Don't be shy, skip. And then comes something like I have been kind of noisy about SSL, SSL negotiation. So the server sends options, and the clients actually decides what to do. And the clients on the control, on the client side,
this is controlled by a parameter called SSL mode. So I found this table, like I think a couple of years back, and I always kept that around on my own notes. I'm not actually sure who wrote that.
It's not me, but it gives a really good summary about what kind of protection you get, depending on the, this is not a verifier type. This is an SSL mode value because you have a set of values and what kind of protections you can expect if you use different kinds of things.
Usually what people recommend is that prefer is the default, which is an extremely bad idea. You most likely want to rely on verify CA or verify full, which adds on top of the requirement to have an SSL connection. You need to have the clients
provide a certificate authentication file, which is valid, regarding what has been loaded by the server. You can refer back to the docs regarding that. Regarding tests, we have a bunch of new tests. Most of them implemented by Peter, who is here also as well for Kerberos and LDAP.

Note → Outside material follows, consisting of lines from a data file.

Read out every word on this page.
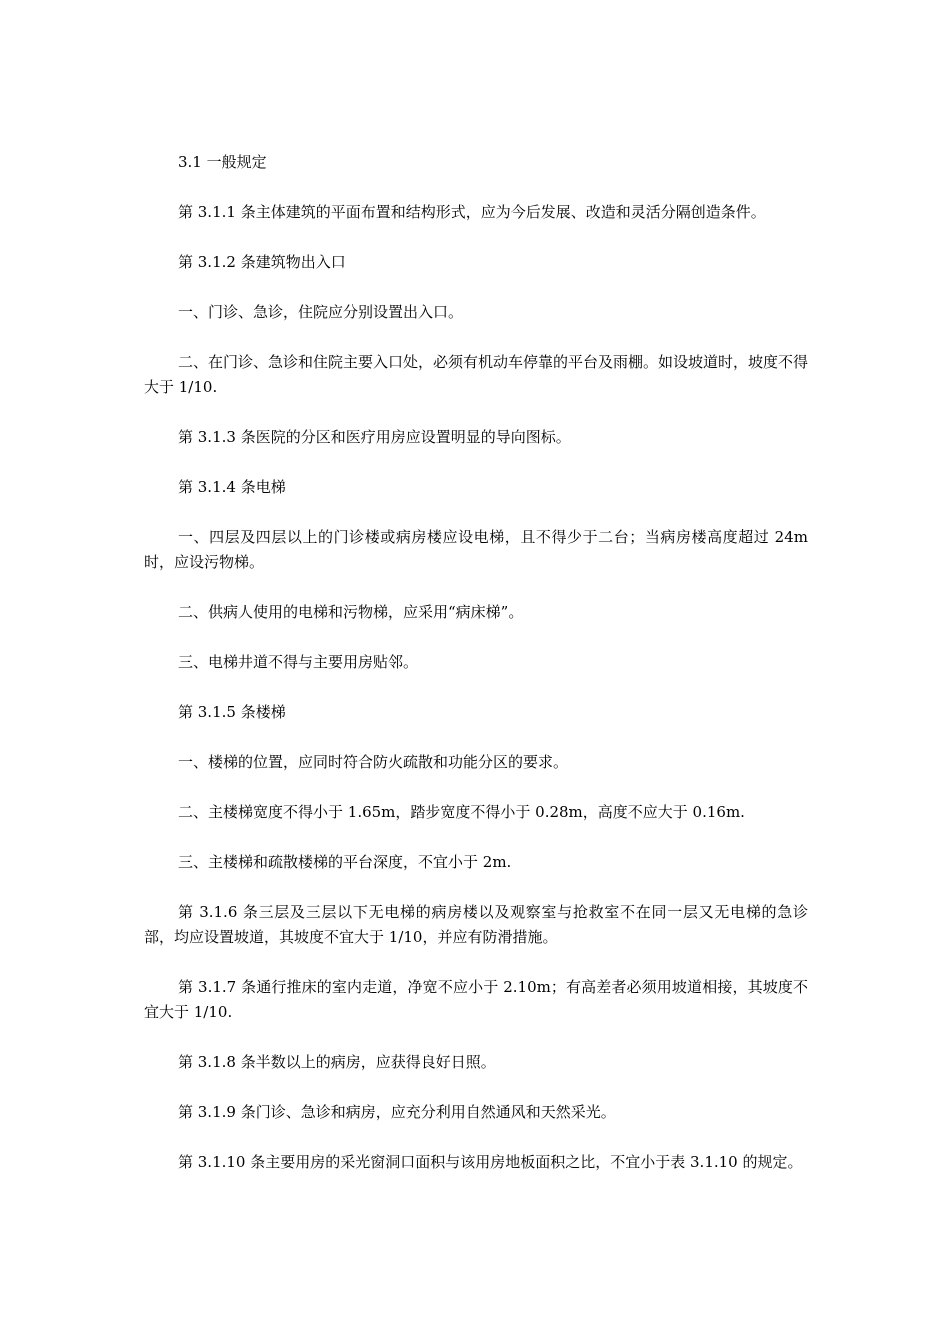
3.1 一般规定

第 3.1.1 条主体建筑的平面布置和结构形式，应为今后发展、改造和灵活分隔创造条件。

第 3.1.2 条建筑物出入口

一、门诊、急诊，住院应分别设置出入口。

二、在门诊、急诊和住院主要入口处，必须有机动车停靠的平台及雨棚。如设坡道时，坡度不得大于 1/10.

第 3.1.3 条医院的分区和医疗用房应设置明显的导向图标。

第 3.1.4 条电梯

一、四层及四层以上的门诊楼或病房楼应设电梯，且不得少于二台；当病房楼高度超过 24m 时，应设污物梯。

二、供病人使用的电梯和污物梯，应采用“病床梯”。

三、电梯井道不得与主要用房贴邻。

第 3.1.5 条楼梯

一、楼梯的位置，应同时符合防火疏散和功能分区的要求。

二、主楼梯宽度不得小于 1.65m，踏步宽度不得小于 0.28m，高度不应大于 0.16m.

三、主楼梯和疏散楼梯的平台深度，不宜小于 2m.

第 3.1.6 条三层及三层以下无电梯的病房楼以及观察室与抢救室不在同一层又无电梯的急诊部，均应设置坡道，其坡度不宜大于 1/10，并应有防滑措施。

第 3.1.7 条通行推床的室内走道，净宽不应小于 2.10m；有高差者必须用坡道相接，其坡度不宜大于 1/10.

第 3.1.8 条半数以上的病房，应获得良好日照。

第 3.1.9 条门诊、急诊和病房，应充分利用自然通风和天然采光。

第 3.1.10 条主要用房的采光窗洞口面积与该用房地板面积之比，不宜小于表 3.1.10 的规定。
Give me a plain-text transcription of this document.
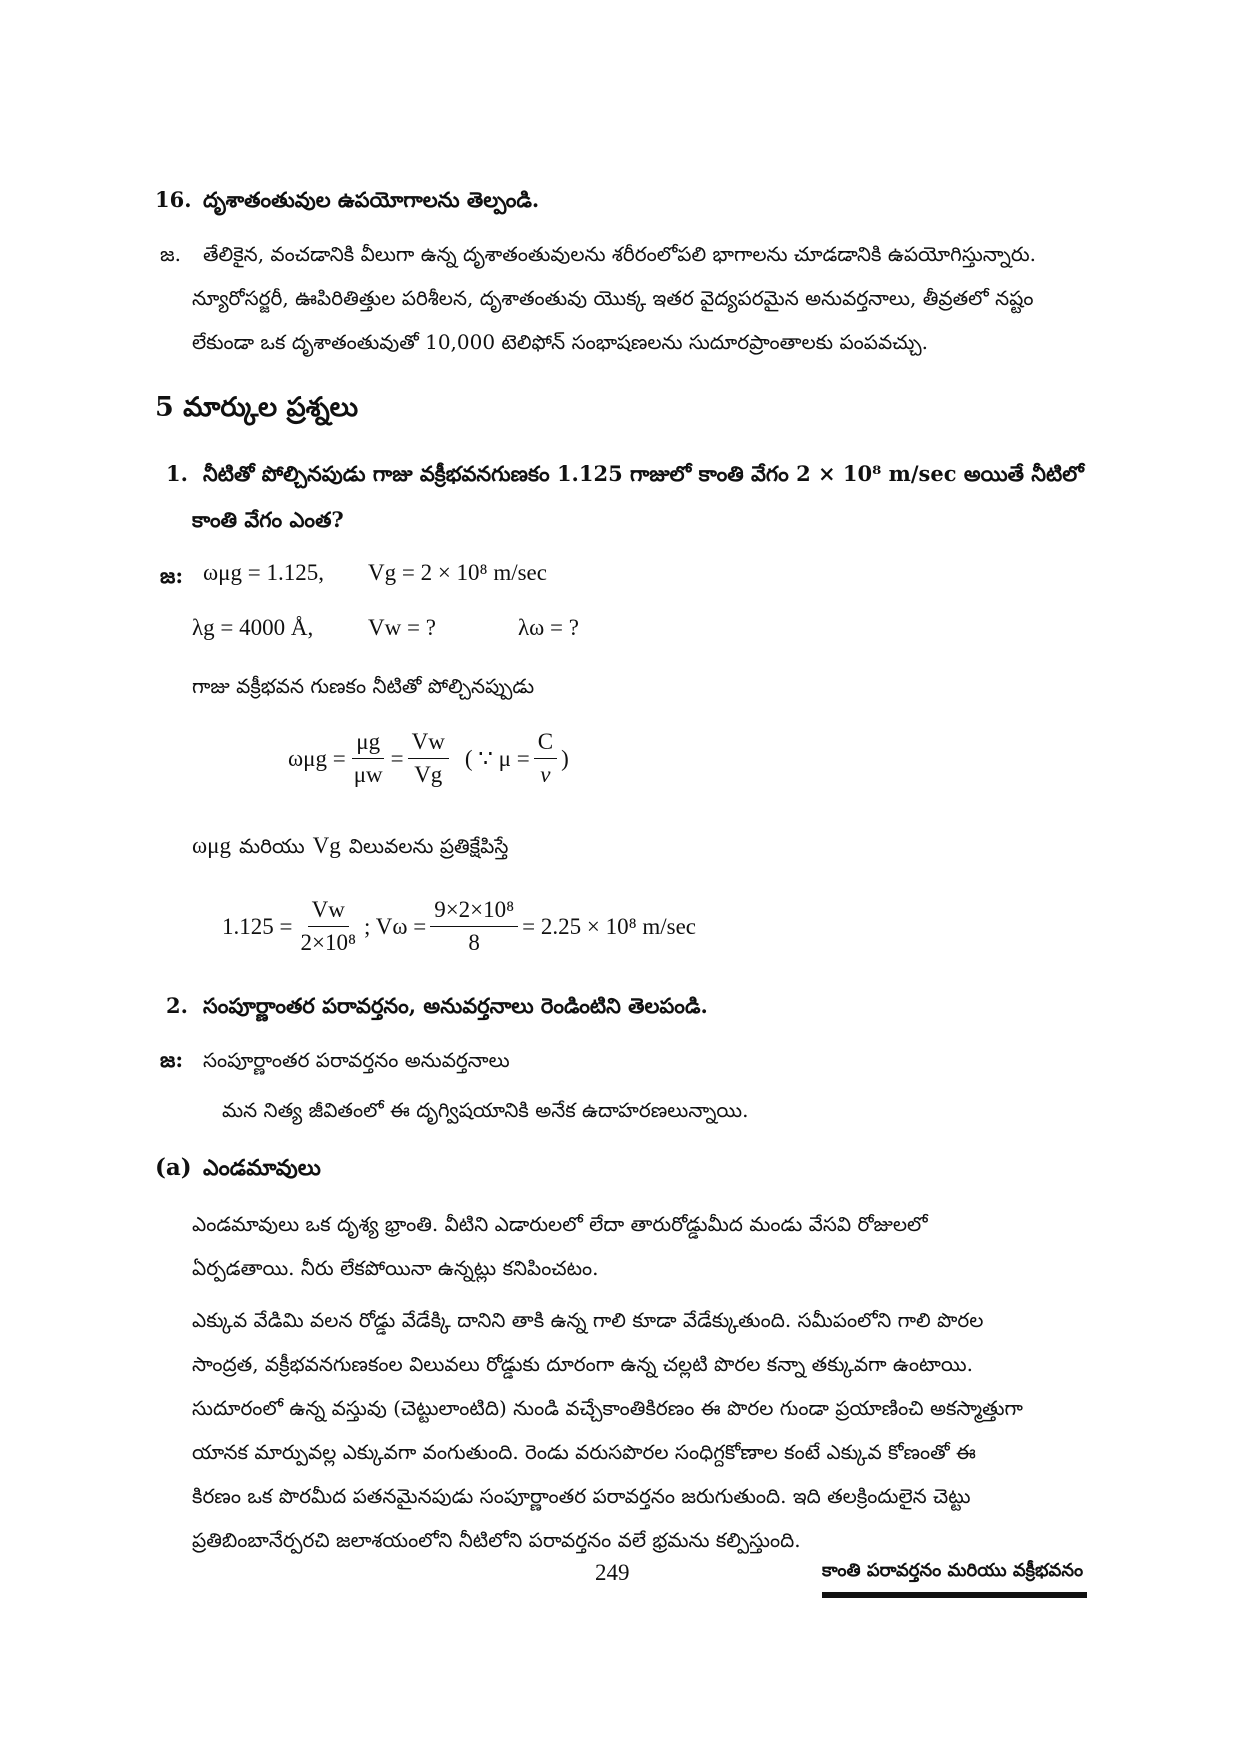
16. దృశాతంతువుల ఉపయోగాలను తెల్పండి.
జ. తేలికైన, వంచడానికి వీలుగా ఉన్న దృశాతంతువులను శరీరంలోపలి భాగాలను చూడడానికి ఉపయోగిస్తున్నారు.
న్యూరోసర్జరీ, ఊపిరితిత్తుల పరిశీలన, దృశాతంతువు యొక్క ఇతర వైద్యపరమైన అనువర్తనాలు, తీవ్రతలో నష్టం
లేకుండా ఒక దృశాతంతువుతో 10,000 టెలిఫోన్ సంభాషణలను సుదూరప్రాంతాలకు పంపవచ్చు.
5 మార్కుల ప్రశ్నలు
1. నీటితో పోల్చినపుడు గాజు వక్రీభవనగుణకం 1.125 గాజులో కాంతి వేగం 2 × 10⁸ m/sec అయితే నీటిలో
కాంతి వేగం ఎంత?
జ: ωμg = 1.125, Vg = 2 × 10⁸ m/sec
λg = 4000 Å, Vw = ?	λω = ?
గాజు వక్రీభవన గుణకం నీటితో పోల్చినప్పుడు
$\omega\mu g = \frac{\mu g}{\mu w} = \frac{Vw}{Vg}$ ( ∵ $\mu = \frac{C}{v}$ )
ωμg మరియు Vg విలువలను ప్రతిక్షేపిస్తే
$1.125 = \frac{Vw}{\text{2×10⁸}}$ ; $V\omega = \frac{\text{9×2×10⁸}}{8} = 2.25 \times 10^8$ m/sec
2. సంపూర్ణాంతర పరావర్తనం, అనువర్తనాలు రెండింటిని తెలపండి.
జ: సంపూర్ణాంతర పరావర్తనం అనువర్తనాలు
మన నిత్య జీవితంలో ఈ దృగ్విషయానికి అనేక ఉదాహరణలున్నాయి.
(a) ఎండమావులు
ఎండమావులు ఒక దృశ్య భ్రాంతి. వీటిని ఎడారులలో లేదా తారురోడ్డుమీద మండు వేసవి రోజులలో
ఏర్పడతాయి. నీరు లేకపోయినా ఉన్నట్లు కనిపించటం.
ఎక్కువ వేడిమి వలన రోడ్డు వేడేక్కి దానిని తాకి ఉన్న గాలి కూడా వేడేక్కుతుంది. సమీపంలోని గాలి పొరల
సాంద్రత, వక్రీభవనగుణకంల విలువలు రోడ్డుకు దూరంగా ఉన్న చల్లటి పొరల కన్నా తక్కువగా ఉంటాయి.
సుదూరంలో ఉన్న వస్తువు (చెట్టులాంటిది) నుండి వచ్చేకాంతికిరణం ఈ పొరల గుండా ప్రయాణించి అకస్మాత్తుగా
యానక మార్పువల్ల ఎక్కువగా వంగుతుంది. రెండు వరుసపొరల సంధిగ్దకోణాల కంటే ఎక్కువ కోణంతో ఈ
కిరణం ఒక పొరమీద పతనమైనపుడు సంపూర్ణాంతర పరావర్తనం జరుగుతుంది. ఇది తలక్రిందులైన చెట్టు
ప్రతిబింబానేర్పరచి జలాశయంలోని నీటిలోని పరావర్తనం వలే భ్రమను కల్పిస్తుంది.
249	కాంతి పరావర్తనం మరియు వక్రీభవనం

If you are doing any kind of development for any new features for LDAP, Kerberos, SSL, or authentication, you usually want to have tests. We really want tests. We want coverage to be sure that nothing is broken or nothing gets broken in the future. This is the kind of areas that you should look at if you are planning to,
of course, to send a patch, right? Because you have a lot of ideas and you have a lot of time and you are going to send a lot of patches. So I'm, of course, over time, because we began late. Are there any questions? I don't know if I have time.
Everybody is hungry. Everybody looks tired. I know it's not the most interesting topic ever, but if you have any questions, feel free to catch me later on. And I try to answer them as much as I can. Thank you.